Financing – How to Get Financing for Real Estate Investments
One of the ways you can get financing when trying to finance your real estate investment is by working with mortgage brokers.
Mortgage brokers are people that are going to find you a mortgage through multiple sources or through one of many sources.
The difference between a mortgage broker and somebody who works for a bank is a mortgage broker has access to many different lenders and those lenders could bank as well.
What happens is you go in, you fill out an application and you do all the necessary paperwork for a mortgage broker. They sit down and they look at your finances and look at your current situation. They look at your credit score. They look at your capability, they look at the property. They look at all the same things as a bank mortgage initiator does or whatever they may be called at the bank.
What they do is then they go and they look at their list of mortgage providers, meaning the list of lenders. From that, they determine who is going to be the best fit for you. Now that doesn’t necessarily mean that those lenders are going to approve you, but then what they do they will submit it to the one who makes the most sense.
By the most sense, I mean is the one that looks like they are aligned the best with what you’re looking for.
Some people specialize, or some lenders will allow for investment properties, and some won’t. Some will allow for situations that are unique to your credit such as your credit score, some require higher credit scores and some will allow for lower down payments than others.
There are some rules that would stop them from providing you with a higher loan to ratio mortgage than others.
What they do is submit your application to this lender. And if the lender approves you, they come back and then you finish all the necessary paperwork.
The big thing about mortgage brokers is they only pull your credit once.
If you don’t get approved by that lender, they can resubmit it to another lender and another lender, and it doesn’t affect your credit score because they’ve already pulled your credit. That credit is recorded on your application. The other nice thing about working with mortgage brokers is that they have access to what’s called “A” lenders, meaning banks, which are, big banks. “B” lenders, which are smaller.
There are banks that specialize in mortgages. There are companies out there that provide financing that only do mortgages.
For example, mortgage investment corporations (MICs) are one example. There are a number of institutions that only do a mortgage. They have not deposited banks. meaning you don’t hold a bank account with these banks that you are going to send your application to.
The other thing that the mortgage brokers work with is private lenders. In addition to having access to all these A and B lenders, they also have access to private lenders or just individuals or individual companies that are investing in mortgages.
What they do is they take your application and they’ll send it off to this private lender.
Private lenders are people that understand the risk better.
Private lenders are more open to a higher ratio, mortgages. They are more open to problems with your credit score. As a result, you are going to pay a higher premium or a higher interest rate.

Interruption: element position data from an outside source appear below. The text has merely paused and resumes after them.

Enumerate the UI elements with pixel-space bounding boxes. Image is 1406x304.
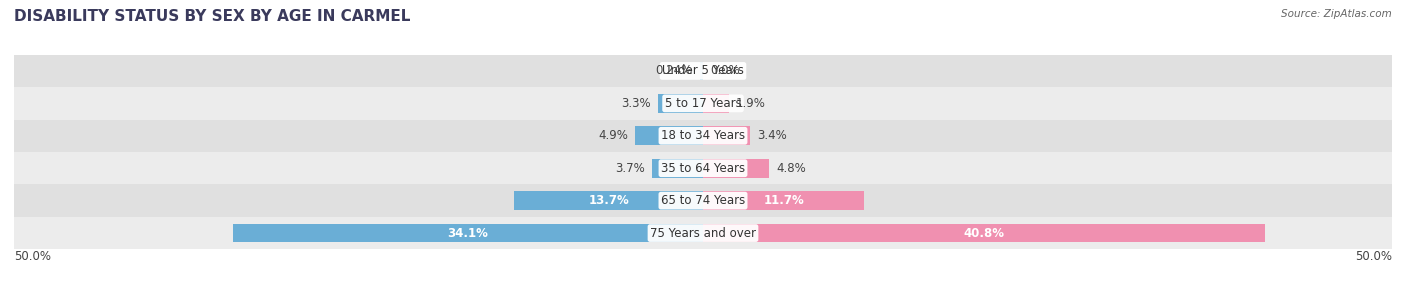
Bar [703,224,1265,243]
Text: DISABILITY STATUS BY SEX BY AGE IN CARMEL: DISABILITY STATUS BY SEX BY AGE IN CARME… [14,9,411,24]
Bar [703,94,730,113]
Text: 50.0%: 50.0% [14,250,51,263]
Text: 0.24%: 0.24% [655,64,693,78]
Bar [233,224,703,243]
Bar [703,191,865,210]
Bar [703,159,769,178]
Bar [658,94,703,113]
Text: 11.7%: 11.7% [763,194,804,207]
Text: 50.0%: 50.0% [1355,250,1392,263]
Text: 4.9%: 4.9% [599,129,628,142]
Text: 1.9%: 1.9% [737,97,766,110]
Text: 5 to 17 Years: 5 to 17 Years [665,97,741,110]
Text: 18 to 34 Years: 18 to 34 Years [661,129,745,142]
Text: Source: ZipAtlas.com: Source: ZipAtlas.com [1281,9,1392,19]
Bar [700,61,703,80]
Bar [14,152,1392,185]
Bar [14,55,1392,87]
Text: 4.8%: 4.8% [776,162,806,175]
Bar [652,159,703,178]
Text: 40.8%: 40.8% [963,226,1005,240]
Text: 3.3%: 3.3% [621,97,651,110]
Text: 0.0%: 0.0% [710,64,740,78]
Text: Under 5 Years: Under 5 Years [662,64,744,78]
Bar [14,87,1392,119]
Text: 75 Years and over: 75 Years and over [650,226,756,240]
Bar [636,126,703,145]
Bar [515,191,703,210]
Bar [14,185,1392,217]
Bar [14,217,1392,249]
Text: 3.7%: 3.7% [616,162,645,175]
Bar [703,126,749,145]
Text: 13.7%: 13.7% [588,194,628,207]
Bar [14,119,1392,152]
Text: 65 to 74 Years: 65 to 74 Years [661,194,745,207]
Text: 3.4%: 3.4% [756,129,786,142]
Text: 34.1%: 34.1% [447,226,488,240]
Legend: Male, Female: Male, Female [638,303,768,304]
Text: 35 to 64 Years: 35 to 64 Years [661,162,745,175]
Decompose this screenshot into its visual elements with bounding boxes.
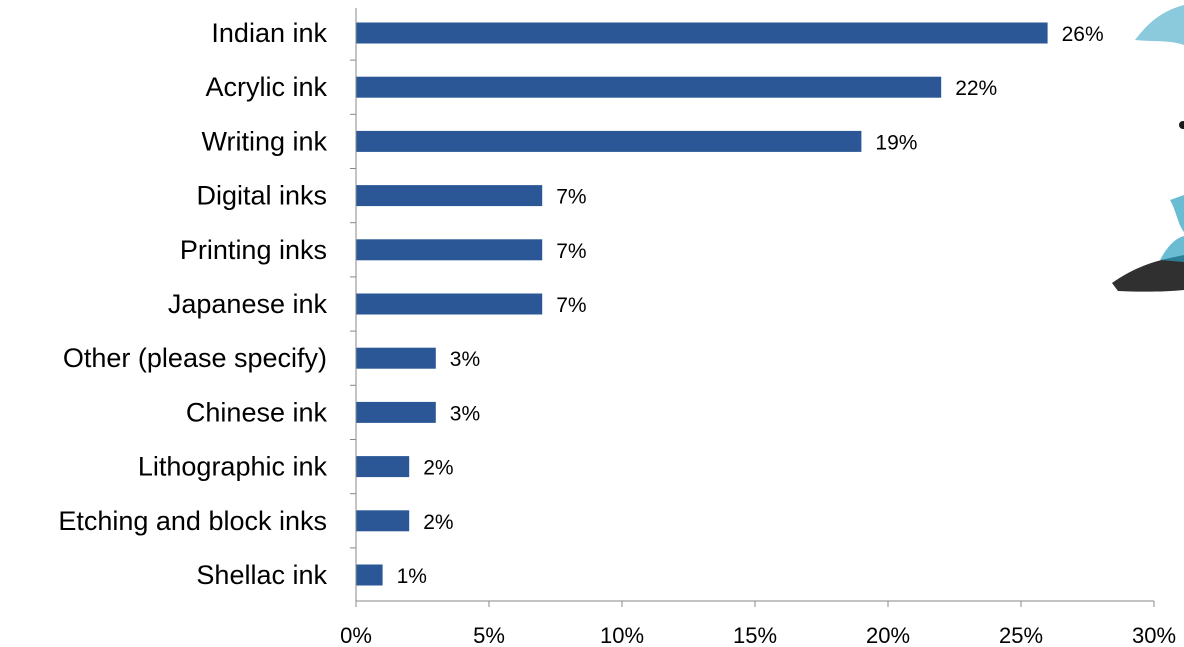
bar: [356, 293, 543, 315]
ink-splash-teal-top: [1135, 5, 1184, 45]
x-tick-label: 20%: [866, 623, 910, 647]
bar: [356, 130, 862, 152]
x-tick-label: 5%: [473, 623, 505, 647]
category-label: Chinese ink: [186, 397, 328, 427]
category-label: Japanese ink: [168, 289, 328, 319]
data-label: 7%: [556, 294, 586, 317]
labels: Indian ink 26% Acrylic ink 22% Writing ink 19…: [58, 18, 1176, 647]
bar: [356, 22, 1048, 44]
x-tick-label: 0%: [340, 623, 372, 647]
ink-splash-teal-mid: [1170, 195, 1184, 232]
category-label: Lithographic ink: [138, 452, 328, 482]
data-label: 2%: [423, 511, 453, 534]
bar: [356, 347, 436, 369]
data-label: 3%: [450, 402, 480, 425]
bar: [356, 510, 410, 532]
category-label: Indian ink: [211, 18, 327, 48]
data-label: 7%: [556, 186, 586, 209]
bar: [356, 564, 383, 586]
data-label: 22%: [955, 77, 997, 100]
bar: [356, 401, 436, 423]
x-tick-label: 25%: [999, 623, 1043, 647]
data-label: 2%: [423, 457, 453, 480]
x-tick-label: 30%: [1132, 623, 1176, 647]
category-label: Shellac ink: [196, 560, 327, 590]
data-label: 1%: [397, 565, 427, 588]
axes: [350, 8, 1155, 607]
data-label: 7%: [556, 240, 586, 263]
category-label: Other (please specify): [63, 343, 327, 373]
x-tick-label: 10%: [600, 623, 644, 647]
x-tick-label: 15%: [733, 623, 777, 647]
data-label: 26%: [1062, 23, 1104, 46]
ink-splash-teal-low: [1160, 236, 1184, 262]
category-label: Writing ink: [201, 126, 327, 156]
category-label: Printing inks: [180, 235, 327, 265]
category-label: Etching and block inks: [58, 506, 327, 536]
bar: [356, 76, 942, 98]
bars: [356, 22, 1048, 586]
ink-splash-decoration: [1112, 5, 1184, 292]
bar: [356, 456, 410, 478]
data-label: 19%: [875, 131, 917, 154]
bar: [356, 185, 543, 207]
ink-dot: [1179, 121, 1184, 129]
ink-stroke-dark: [1112, 255, 1184, 292]
bar: [356, 239, 543, 261]
data-label: 3%: [450, 348, 480, 371]
category-label: Digital inks: [196, 181, 327, 211]
category-label: Acrylic ink: [205, 72, 327, 102]
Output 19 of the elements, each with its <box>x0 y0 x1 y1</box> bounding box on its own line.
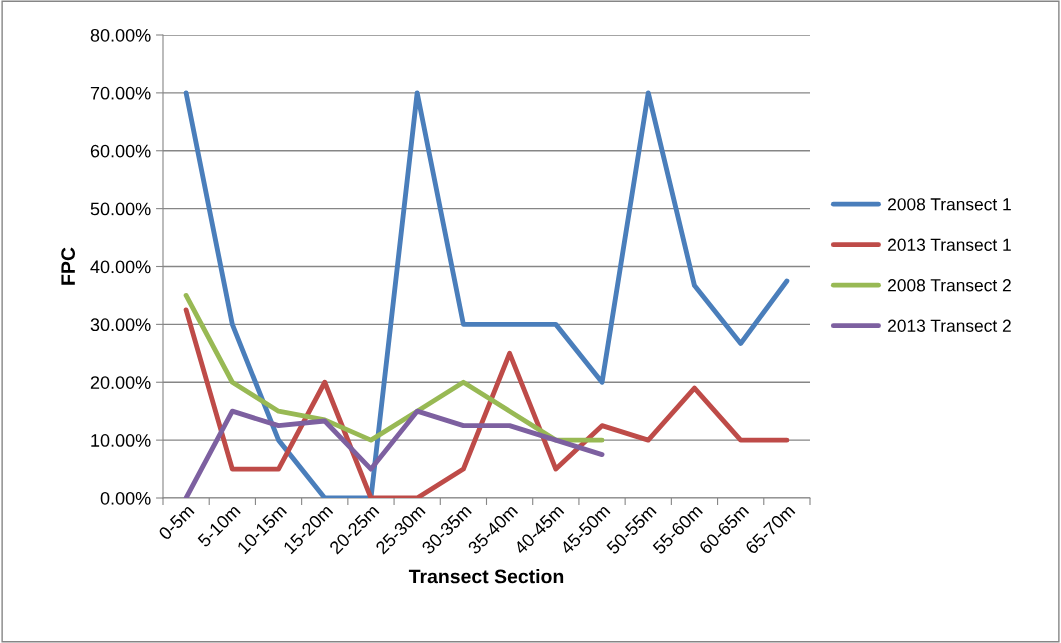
line-series <box>183 293 605 443</box>
y-tick-label: 20.00% <box>90 376 151 389</box>
legend-label: 2008 Transect 2 <box>888 279 1011 292</box>
y-tick-label: 0.00% <box>100 491 151 505</box>
y-tick-label: 70.00% <box>90 86 151 100</box>
y-tick-label: 80.00% <box>90 28 151 42</box>
line-series <box>183 307 790 498</box>
legend-label: 2008 Transect 1 <box>888 198 1011 211</box>
y-tick-label: 50.00% <box>90 202 151 216</box>
y-axis-title: FPC <box>61 247 76 285</box>
line-series <box>183 90 790 498</box>
y-tick-label: 40.00% <box>90 260 151 274</box>
y-tick-label: 10.00% <box>91 434 151 447</box>
y-tick-label: 30.00% <box>90 318 151 332</box>
legend-label: 2013 Transect 2 <box>888 319 1011 332</box>
line-series <box>183 408 605 498</box>
y-tick-label: 60.00% <box>90 144 151 158</box>
legend-label: 2013 Transect 1 <box>888 238 1011 251</box>
x-axis-title: Transect Section <box>408 569 564 584</box>
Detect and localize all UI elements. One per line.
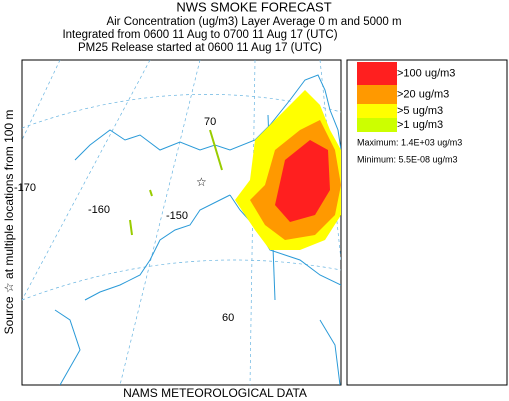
graticule-label: 70 [204,116,216,128]
smoke-area [275,140,330,222]
graticule-label: 60 [222,312,234,324]
legend: >100 ug/m3 >20 ug/m3 >5 ug/m3 >1 ug/m3 [357,62,455,132]
legend-swatch [357,104,397,118]
legend-label: >5 ug/m3 [397,105,443,117]
minimum: Minimum: 5.5E-08 ug/m3 [357,154,458,164]
graticule [22,259,341,301]
map-labels: -170 -160 -150 70 60 [14,116,234,324]
coastline [54,309,341,385]
subtitle: PM25 Release started at 0600 11 Aug 17 (… [78,42,322,54]
graticule-label: -170 [14,182,36,194]
maximum: Maximum: 1.4E+03 ug/m3 [357,137,462,147]
coastline [74,129,256,161]
subtitle: Air Concentration (ug/m3) Layer Average … [106,16,401,28]
legend-swatch [357,85,397,104]
legend-swatch [357,118,397,132]
legend-label: >20 ug/m3 [397,88,449,100]
footer: NAMS METEOROLOGICAL DATA [123,386,307,400]
map: ☆ [21,59,342,386]
graticule [22,94,341,129]
graticule [22,60,61,141]
title: NWS SMOKE FORECAST [176,0,331,14]
legend-swatch [357,62,397,85]
source-marker: ☆ [196,175,207,189]
graticule-label: -150 [166,210,188,222]
smoke-area [129,129,223,236]
legend-label: >1 ug/m3 [397,119,443,131]
side-label: Source ☆ at multiple locations from 100 … [2,110,16,335]
graticule [119,60,201,385]
subtitle: Integrated from 0600 11 Aug to 0700 11 A… [62,29,337,41]
graticule-label: -160 [88,204,110,216]
legend-label: >100 ug/m3 [397,67,455,79]
coastline [84,74,341,301]
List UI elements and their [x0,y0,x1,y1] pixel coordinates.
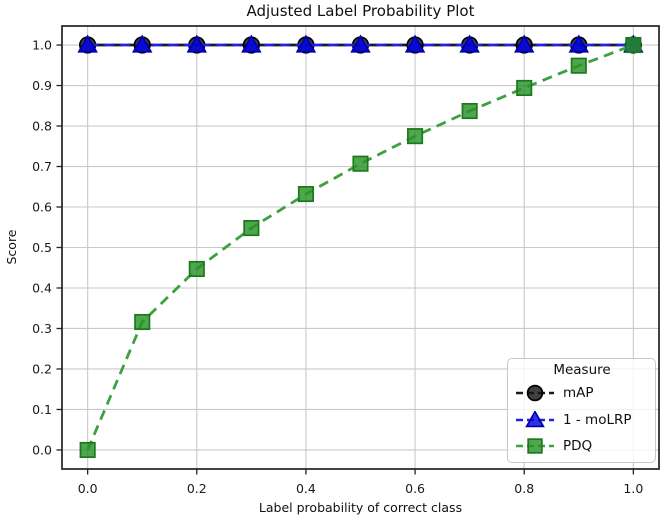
x-tick-label: 0.4 [296,481,316,496]
x-tick-label: 1.0 [623,481,643,496]
square-marker [188,260,205,278]
legend-label-molrp: 1 - moLRP [563,411,632,428]
circle-marker [526,384,544,402]
square-marker [625,36,642,54]
y-tick-label: 0.1 [32,402,52,417]
square-marker [527,438,543,454]
triangle-marker [513,34,535,53]
triangle-marker [350,34,371,53]
y-tick-label: 0.2 [32,361,52,376]
square-marker [461,102,478,120]
plot-spines [61,25,660,470]
square-marker [407,128,424,145]
triangle-marker [459,34,480,53]
x-axis-label: Label probability of correct class [258,500,463,515]
square-marker [516,79,533,97]
square-marker [297,185,314,203]
x-tick-label: 0.2 [187,481,207,496]
x-tick-label: 0.8 [514,481,534,496]
triangle-marker [77,34,98,53]
triangle-marker [295,34,317,53]
chart-title: Adjusted Label Probability Plot [246,2,475,20]
y-tick-label: 0.5 [32,240,52,255]
map-line-marker-icon [516,384,554,402]
triangle-marker [241,34,262,53]
y-tick-label: 0.6 [32,199,52,214]
triangle-marker [186,34,208,53]
legend-title: Measure [553,362,611,378]
square-marker [134,313,151,331]
y-tick-label: 0.9 [32,78,52,93]
series-markers-1 [77,34,644,53]
triangle-marker [131,34,153,53]
y-tick-label: 0.7 [32,159,52,174]
pdq-line-marker-icon [516,438,554,454]
triangle-marker [404,34,426,53]
series-markers-2 [79,36,642,459]
y-tick-label: 0.8 [32,118,52,133]
x-tick-label: 0.0 [78,481,98,496]
square-marker [79,441,96,459]
molrp-line-marker-icon [516,410,554,428]
square-marker [243,220,260,237]
legend-row-map: mAP [515,380,649,407]
series-line-2 [86,43,634,451]
x-tick-label: 0.6 [405,481,425,496]
y-tick-label: 1.0 [32,37,52,52]
triangle-marker [525,410,545,428]
y-tick-label: 0.0 [32,442,52,457]
legend-row-pdq: PDQ [515,433,649,460]
y-tick-label: 0.4 [32,280,52,295]
square-marker [352,155,369,172]
legend-row-molrp: 1 - moLRP [515,407,649,434]
legend-label-pdq: PDQ [563,438,593,455]
legend: Measure mAP 1 - moLRP PDQ [507,358,656,463]
y-axis-label: Score [4,229,19,265]
square-marker [570,57,587,74]
triangle-marker [568,34,590,53]
legend-label-map: mAP [563,385,594,402]
y-tick-label: 0.3 [32,321,52,336]
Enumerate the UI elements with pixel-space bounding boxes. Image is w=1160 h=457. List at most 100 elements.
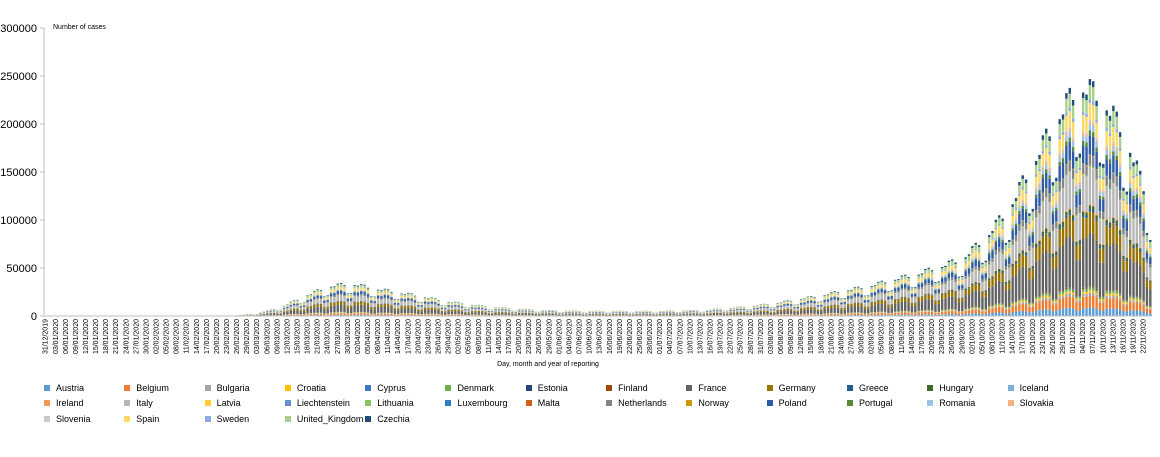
bar-segment	[380, 298, 383, 300]
bar-segment	[920, 311, 924, 313]
bar-segment	[951, 280, 954, 290]
bar-segment	[437, 305, 440, 306]
bar-segment	[279, 313, 282, 316]
bar-segment	[940, 277, 944, 279]
bar-segment	[578, 312, 581, 314]
bar-segment	[934, 290, 937, 293]
bar-segment	[930, 311, 934, 313]
bar-segment	[846, 307, 850, 313]
bar-segment	[846, 291, 850, 293]
bar-segment	[951, 309, 954, 311]
bar-segment	[779, 303, 783, 305]
bar-segment	[621, 314, 625, 316]
bar-segment	[961, 275, 964, 277]
bar-segment	[276, 314, 279, 316]
bar-segment	[773, 312, 776, 313]
bar-segment	[339, 300, 343, 302]
bar-segment	[867, 299, 870, 300]
bar-segment	[793, 308, 796, 311]
bar-segment	[877, 313, 880, 315]
bar-segment	[356, 292, 360, 296]
bar-segment	[860, 288, 863, 289]
bar-segment	[571, 313, 575, 315]
bar-segment	[981, 297, 984, 310]
bar-segment	[826, 295, 830, 297]
bar-segment	[266, 313, 269, 314]
bar-segment	[427, 302, 430, 304]
bar-segment	[917, 284, 920, 288]
bar-segment	[373, 302, 376, 304]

For example, today’s mortgage rates might be 3%, 4%. A private lender might be charging you 7%, 8%, 9%, or even 10% for the same type of mortgage.
You should never go to your bank directly to get a mortgage because if you do, and you don’t like the terms you have to go to another bank and that is going to affect your credit score.
Go to a mortgage broker who also has access to many banks. And I guarantee you they will give you the best mortgage that is the most suited for you, that is the right fit for you.